1 The present work describes the catechol-O-methyltransferase (COMT) activities in the liver and kidney of developing and adult rats (aged 3, 6, 9, 18, 30 and 60 days; n = 5 per group) and evaluates the enzyme sensitivity to inhibition by tolcapone, a reversible COMT inhibitor. 2 COMT activity, evaluated by the ability to methylate adrenaline to metanephrine, was determined in liver and kidney homogenates prepared in 0.5 mM phosphate buffer (pH = 7.8) containing pargyline (0.1 mM), MgC1₂ (0.1 mM), EGTA (1 mM) and S-adenosyl-L-methionine (0.1 mM). V_max (in nmol mg⁻¹ protein h⁻¹) of liver COMT was found to decrease gradually with age, from 5.3±0.5 at the age of 3 days up to 2.9±0.2 at the age of 60 days; for the same age range, K_m values (in μm; geometric means with 95% confidence limits) increased from 3.3 (1.0, 7.5) up to 13.1 (2.1, 24.1). At the age of 3 days, V_max values for kidney COMT (2.6±0.1) were lower than those for the liver COMT. However, V_max values for kidney COMT were found to increase up to 6.2±0.6 at the age of 18 days and then declined by 44% at the age of 30 and 60 days. In kidney, aging was also accompanied by an increase in K_m values for COMT (from 2.7 [1.1, 4.3] up to 24.0 [11.7, 36.3]). 3 The sensitivity of liver and renal COMT activity to tolcapone was markedly dependent on the age, 3-days old rats being more sensitive to tolcapone than older animals. The IC₅₀ values (in nM) for inhibition of liver COMT by tolcapone increased gradually with age, from 41 (26, 65) at the age of 3 days up to 720 (640, 800) at the age of 60 days. As was found in the liver, IC₅₀ values (in nM) for inhibition of kidney COMT by tolcapone also increased with age, from 8 (6, 10) at the age of 3 days up to 177 (131, 240) at the age of 60 days.
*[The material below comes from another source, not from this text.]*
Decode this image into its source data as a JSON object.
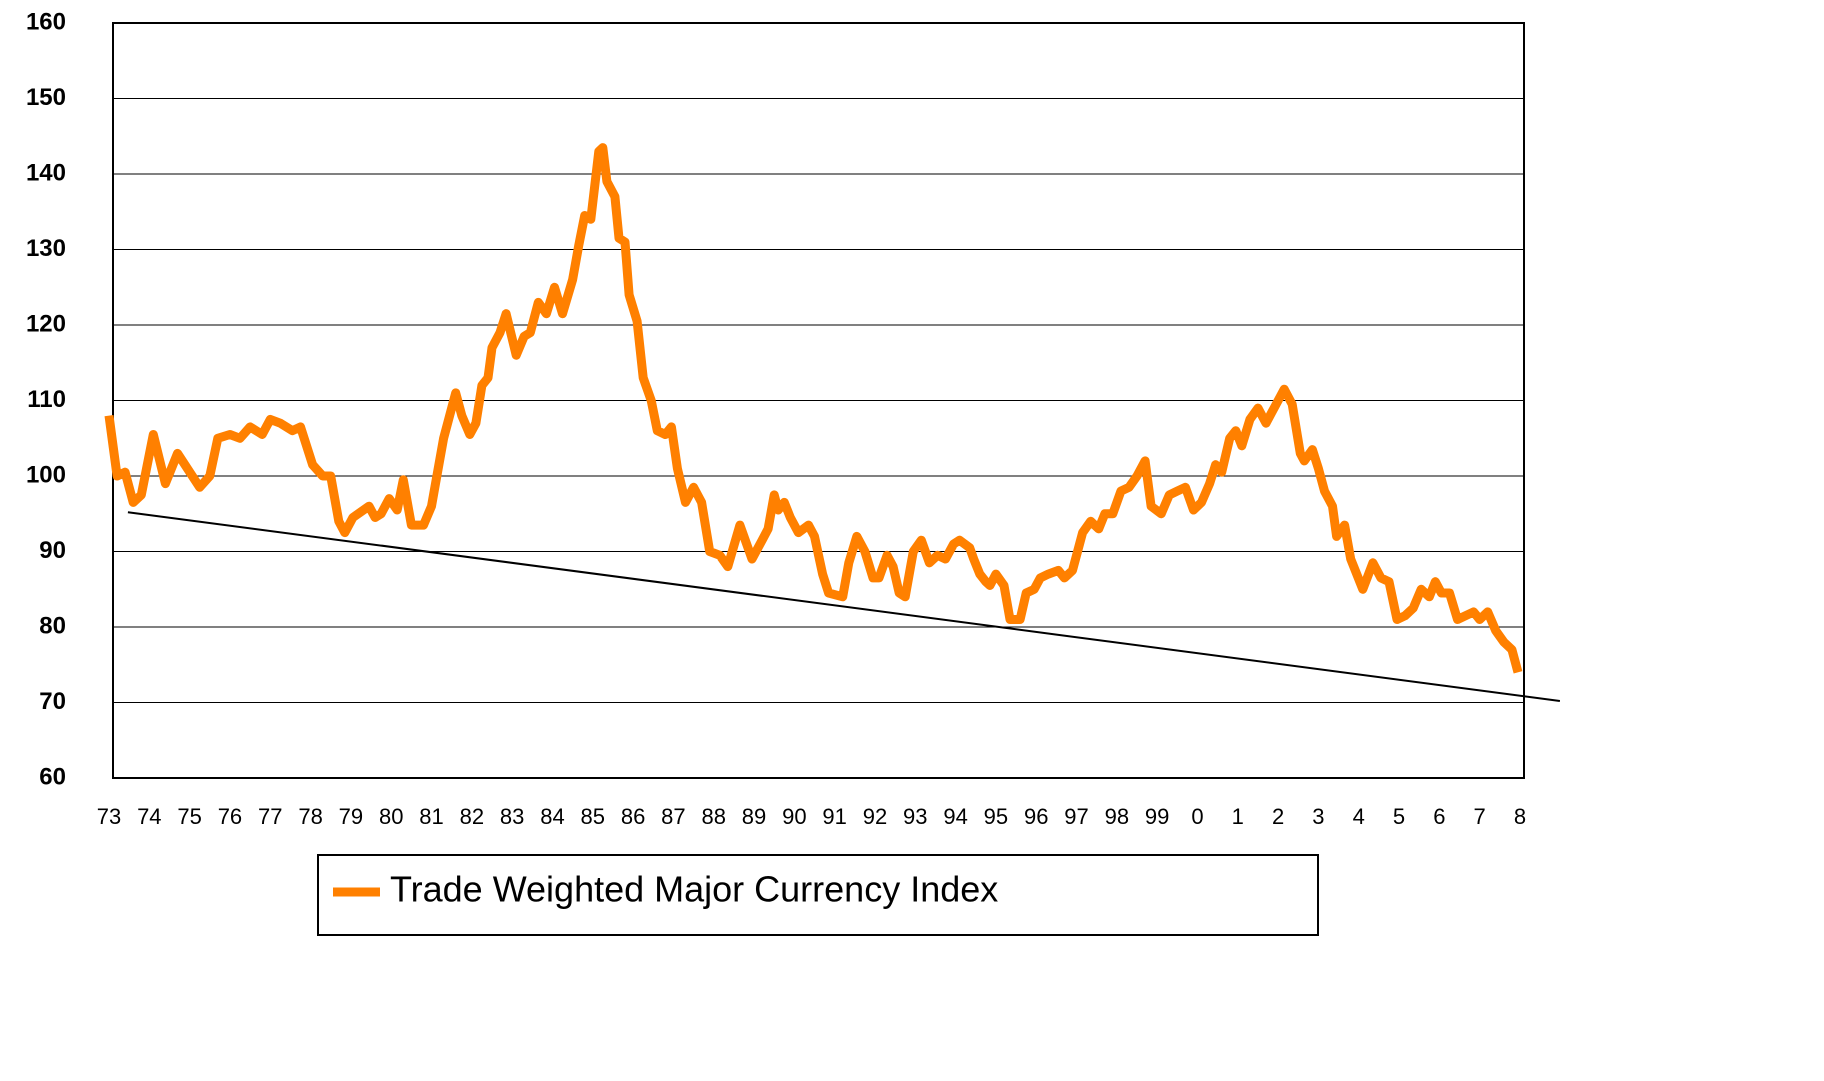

In all experimental groups, the IC₅₀ values for inhibition of liver COMT by tolcapone was higher than those for kidney COMT. 4 In conclusion, these results suggest that aging is accompanied by a decrease in liver and kidney COMT affinity for the substrate (evidenced by the increase in K_m values) and a decrease in sensivity towards inhibition by tolcapone (evidenced by the increase in IC₅₀ values). Furthermore, kidney COMT is shown to be more sensitive to inhibition by tolcapone than liver COMT, irrespective of the age of the animal.